A dinâmica consiste em lançar a bola com os pés descalços enquanto se corre distâncias de até 250 quilômetros, que podem durar dois dias consecutivos, em competições individuais ou em equipes, para levar a bola de madeira até a linha de chegada.
A corrida de bolas ou rarajípari foi reconhecida como Patrimônio Mundial pela UNESCO em 2000.
"Corremos um dia e uma noite, ou até mesmo por um tempo em outro dia, mas depende da aposta. São duas equipes que têm que correr, com duas bolas de madeira", disse Silvino Cubesare, um Rarámuri de 48 anos que começou a correr aos cinco anos.

Cubesare cresceu com jogos tradicionais e foi aí que descobriu seu talento:
Gostamos de correr e encarar como um jogo tradicional. Antes, não havia outros jogos, então jogávamos com uma bolinha, chutando. É um jogo muito antigo. Mas continuamos crescendo e jogando assim.
"Foi lá que me descobriram e vieram me procurar para competir numa ultramaratona de 100 quilômetros, assim, sem mais nem menos, sem a mínima ideia." Sua primeira corrida foi em Chihuahua e, em seus 30 anos de corrida, ele representou o México em várias competições internacionais:
“Já estive no Brasil, Colômbia, Costa Rica, Portugal, Japão, Áustria, França... Não me lembro de mais nada, mas sim.”
Os raramuri, além de exibirem suas proezas atléticas, o fazem vestidos com seus trajes tradicionais, o que gerou admiração da comunidade esportiva global.
Corredores mais experientes, como Silvino, sabem que correr na rua tem seus próprios desafios, especialmente com trajes tradicionais. "O primeiro é que não estamos acostumados a correr na rua, e menos ainda com huarache. Este huarache é bom, mas na montanha. Correr na rua exige muito treino para conseguir um bom tempo", explica.
Os mais resistentes
As mulheres também participam de jogos tradicionais, com a “arihueta ou rohueliami”, uma corrida onde os Rarámuri lançam um arco de madeira para pegá-lo com um pedaço de pau enquanto correm.
Esses jogos também são um espaço de troca por onde circula sua economia, por meio dos chokéames, que atuam como árbitros das corridas e são responsáveis por organizar as apostas, que podem incluir tecidos, saias, animais, alimentos ou dinheiro.

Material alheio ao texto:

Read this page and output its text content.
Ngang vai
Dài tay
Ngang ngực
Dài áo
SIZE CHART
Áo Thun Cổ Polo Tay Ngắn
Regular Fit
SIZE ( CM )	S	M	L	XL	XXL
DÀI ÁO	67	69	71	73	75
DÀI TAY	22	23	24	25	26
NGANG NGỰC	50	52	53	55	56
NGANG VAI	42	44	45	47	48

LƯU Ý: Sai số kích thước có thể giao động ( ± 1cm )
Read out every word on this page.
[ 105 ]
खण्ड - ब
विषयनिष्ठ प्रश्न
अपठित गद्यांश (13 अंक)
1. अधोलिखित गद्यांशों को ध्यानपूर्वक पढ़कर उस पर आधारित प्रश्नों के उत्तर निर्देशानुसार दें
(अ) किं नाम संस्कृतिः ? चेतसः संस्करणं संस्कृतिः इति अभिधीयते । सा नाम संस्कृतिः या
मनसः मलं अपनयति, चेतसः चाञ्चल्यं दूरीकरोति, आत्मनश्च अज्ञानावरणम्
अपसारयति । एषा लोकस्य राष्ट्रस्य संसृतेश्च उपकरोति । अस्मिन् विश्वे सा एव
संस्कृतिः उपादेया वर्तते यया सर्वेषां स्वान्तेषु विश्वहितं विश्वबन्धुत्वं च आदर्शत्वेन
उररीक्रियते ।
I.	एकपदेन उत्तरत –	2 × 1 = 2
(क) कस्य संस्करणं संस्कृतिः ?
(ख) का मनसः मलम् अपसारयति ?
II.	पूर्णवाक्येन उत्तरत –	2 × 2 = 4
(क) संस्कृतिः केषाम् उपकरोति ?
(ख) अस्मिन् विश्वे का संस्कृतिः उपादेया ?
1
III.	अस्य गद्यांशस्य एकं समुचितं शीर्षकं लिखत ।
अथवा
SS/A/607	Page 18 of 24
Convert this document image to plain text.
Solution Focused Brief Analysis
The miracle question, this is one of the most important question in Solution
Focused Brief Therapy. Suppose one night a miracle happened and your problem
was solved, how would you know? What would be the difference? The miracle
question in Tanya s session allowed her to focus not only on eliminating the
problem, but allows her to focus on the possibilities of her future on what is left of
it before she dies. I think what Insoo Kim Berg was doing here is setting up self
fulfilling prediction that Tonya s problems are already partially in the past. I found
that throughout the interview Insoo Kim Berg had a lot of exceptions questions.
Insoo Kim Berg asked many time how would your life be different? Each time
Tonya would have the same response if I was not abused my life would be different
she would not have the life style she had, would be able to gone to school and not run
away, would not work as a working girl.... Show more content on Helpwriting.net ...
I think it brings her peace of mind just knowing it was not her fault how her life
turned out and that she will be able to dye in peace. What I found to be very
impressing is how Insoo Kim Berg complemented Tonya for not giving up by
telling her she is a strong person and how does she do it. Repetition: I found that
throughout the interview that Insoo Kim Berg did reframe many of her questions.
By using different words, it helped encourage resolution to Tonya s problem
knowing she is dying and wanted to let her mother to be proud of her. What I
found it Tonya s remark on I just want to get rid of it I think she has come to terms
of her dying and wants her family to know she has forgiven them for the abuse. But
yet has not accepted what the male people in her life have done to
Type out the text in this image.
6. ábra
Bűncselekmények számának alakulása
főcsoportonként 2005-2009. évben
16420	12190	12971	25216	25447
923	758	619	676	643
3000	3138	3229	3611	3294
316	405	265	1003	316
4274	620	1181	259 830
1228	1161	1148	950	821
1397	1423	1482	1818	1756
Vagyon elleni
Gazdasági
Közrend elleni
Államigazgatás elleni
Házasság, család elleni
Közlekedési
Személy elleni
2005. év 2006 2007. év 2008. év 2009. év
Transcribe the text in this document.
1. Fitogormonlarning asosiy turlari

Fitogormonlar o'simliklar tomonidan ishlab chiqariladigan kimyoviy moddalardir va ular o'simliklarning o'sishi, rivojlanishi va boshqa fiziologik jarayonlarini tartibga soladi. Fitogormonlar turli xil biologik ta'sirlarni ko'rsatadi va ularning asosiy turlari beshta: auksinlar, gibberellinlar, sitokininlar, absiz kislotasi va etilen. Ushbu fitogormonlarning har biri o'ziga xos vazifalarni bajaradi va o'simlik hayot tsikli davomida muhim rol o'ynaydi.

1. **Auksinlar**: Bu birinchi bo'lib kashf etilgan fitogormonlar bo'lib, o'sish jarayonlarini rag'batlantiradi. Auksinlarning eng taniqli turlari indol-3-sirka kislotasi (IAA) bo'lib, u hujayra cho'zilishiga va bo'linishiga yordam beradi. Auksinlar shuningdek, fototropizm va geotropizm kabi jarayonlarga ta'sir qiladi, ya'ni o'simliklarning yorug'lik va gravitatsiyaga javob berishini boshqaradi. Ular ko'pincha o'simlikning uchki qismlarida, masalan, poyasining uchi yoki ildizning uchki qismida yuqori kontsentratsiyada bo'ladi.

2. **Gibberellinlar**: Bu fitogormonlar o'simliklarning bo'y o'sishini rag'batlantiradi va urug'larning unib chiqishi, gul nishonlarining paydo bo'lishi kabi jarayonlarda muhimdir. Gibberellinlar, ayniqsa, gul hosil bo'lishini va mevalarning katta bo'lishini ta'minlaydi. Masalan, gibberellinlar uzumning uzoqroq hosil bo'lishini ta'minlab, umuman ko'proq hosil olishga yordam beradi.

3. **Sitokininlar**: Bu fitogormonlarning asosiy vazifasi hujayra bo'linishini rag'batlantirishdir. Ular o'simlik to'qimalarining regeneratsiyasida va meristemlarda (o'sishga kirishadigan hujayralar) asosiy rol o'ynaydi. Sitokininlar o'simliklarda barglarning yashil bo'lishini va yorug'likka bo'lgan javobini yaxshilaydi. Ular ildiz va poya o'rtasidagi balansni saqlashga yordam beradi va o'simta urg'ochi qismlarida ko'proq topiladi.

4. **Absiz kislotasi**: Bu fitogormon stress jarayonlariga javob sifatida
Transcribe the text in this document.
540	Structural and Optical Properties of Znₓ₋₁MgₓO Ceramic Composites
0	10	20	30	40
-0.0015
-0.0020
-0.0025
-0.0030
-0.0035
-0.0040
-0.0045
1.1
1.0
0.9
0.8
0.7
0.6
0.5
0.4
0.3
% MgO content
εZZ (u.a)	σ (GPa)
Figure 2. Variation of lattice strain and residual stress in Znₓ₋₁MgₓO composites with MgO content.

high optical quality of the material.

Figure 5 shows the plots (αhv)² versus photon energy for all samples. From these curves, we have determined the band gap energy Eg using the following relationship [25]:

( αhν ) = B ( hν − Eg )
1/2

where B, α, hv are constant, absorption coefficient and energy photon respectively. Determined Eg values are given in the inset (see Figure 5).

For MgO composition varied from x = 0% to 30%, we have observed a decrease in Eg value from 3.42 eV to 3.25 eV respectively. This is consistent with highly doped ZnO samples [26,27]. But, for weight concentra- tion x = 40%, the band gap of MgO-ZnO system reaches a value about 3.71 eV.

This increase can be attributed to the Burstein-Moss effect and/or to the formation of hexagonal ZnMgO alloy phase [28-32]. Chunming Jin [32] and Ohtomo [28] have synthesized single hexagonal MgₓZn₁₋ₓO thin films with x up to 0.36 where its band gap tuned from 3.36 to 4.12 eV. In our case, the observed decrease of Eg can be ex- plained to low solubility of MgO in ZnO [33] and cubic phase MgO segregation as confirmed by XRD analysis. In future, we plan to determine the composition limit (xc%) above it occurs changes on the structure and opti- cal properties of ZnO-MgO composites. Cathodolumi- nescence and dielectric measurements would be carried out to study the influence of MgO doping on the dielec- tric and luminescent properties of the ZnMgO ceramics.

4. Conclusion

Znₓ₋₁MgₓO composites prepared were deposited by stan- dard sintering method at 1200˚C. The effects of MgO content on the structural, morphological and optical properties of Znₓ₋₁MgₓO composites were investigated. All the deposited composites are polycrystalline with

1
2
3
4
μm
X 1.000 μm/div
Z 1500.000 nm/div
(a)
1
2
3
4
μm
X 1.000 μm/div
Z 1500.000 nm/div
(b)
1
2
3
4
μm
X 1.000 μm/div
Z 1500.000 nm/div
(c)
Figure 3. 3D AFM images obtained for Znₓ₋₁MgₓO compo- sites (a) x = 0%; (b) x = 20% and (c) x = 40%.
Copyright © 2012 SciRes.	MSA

“Participei da corrida de Arihueta. A comunidade começa fazendo apostas, com roupas ou dinheiro. Quando nós, que vamos correr, começamos, é só uma pessoa que corre, ou às vezes é uma equipe, e eles marcam as voltas. Lá, eles não correm por quilômetros, eles correm voltas em longas distâncias”, explicou Alicia Sánchez, uma corredora de 25 anos.
Na visão de mundo Rarámuri, não há diferenças socioculturais entre homens e mulheres. No entanto, existem noções sobre masculinidade e feminilidade que levaram à conclusão de que as mulheres são seres mais fortes ou resilientes na comunidade devido à sua capacidade de conceber.
Os seis atletas viajaram para a Cidade do México para participar da Meia Maratona com a Fundação Legião Rarámuri, que trabalha em três linhas de ação: promoção de esportes e jogos tradicionais, combate à desnutrição e à fome na região e criação de projetos produtivos nas comunidades.

A fundação aderiu à iniciativa "Corra com uma Causa", que permite que corredores se inscrevam na Meia Maratona da Cidade do México BBVA ou na Maratona da Cidade do México Telcel de 2025 com uma contribuição substancial em dinheiro, 50% da qual é doada diretamente a uma organização sem fins lucrativos.
“Com a fundação, estamos arrecadando fundos para apoiar mais jovens Rarámuri a virem participar, mais atletas a virem explorar e irem para outros lugares, como eu, que estou vindo aqui pela primeira vez agora.
Quero que outras crianças também tenham a alegria de poder estar em outro estado - diz Alicia - e apoiar a comunidade Rarámuri com comida, com o que for.
A Fundação Legião Rarámuri trabalha com quatro comunidades nos municípios de Guachochi e Batopilas, na Serra Tarahumara. De acordo com o relatório de pobreza Coneval de 2020, a região apresenta os maiores índices de atraso social e pobreza extrema do México.
"Muitas pessoas não se alimentam bem, e esse é o problema que estamos tentando resolver. Buscamos apoio como povos indígenas", compartilha Aristeo, um corredor de 18 anos.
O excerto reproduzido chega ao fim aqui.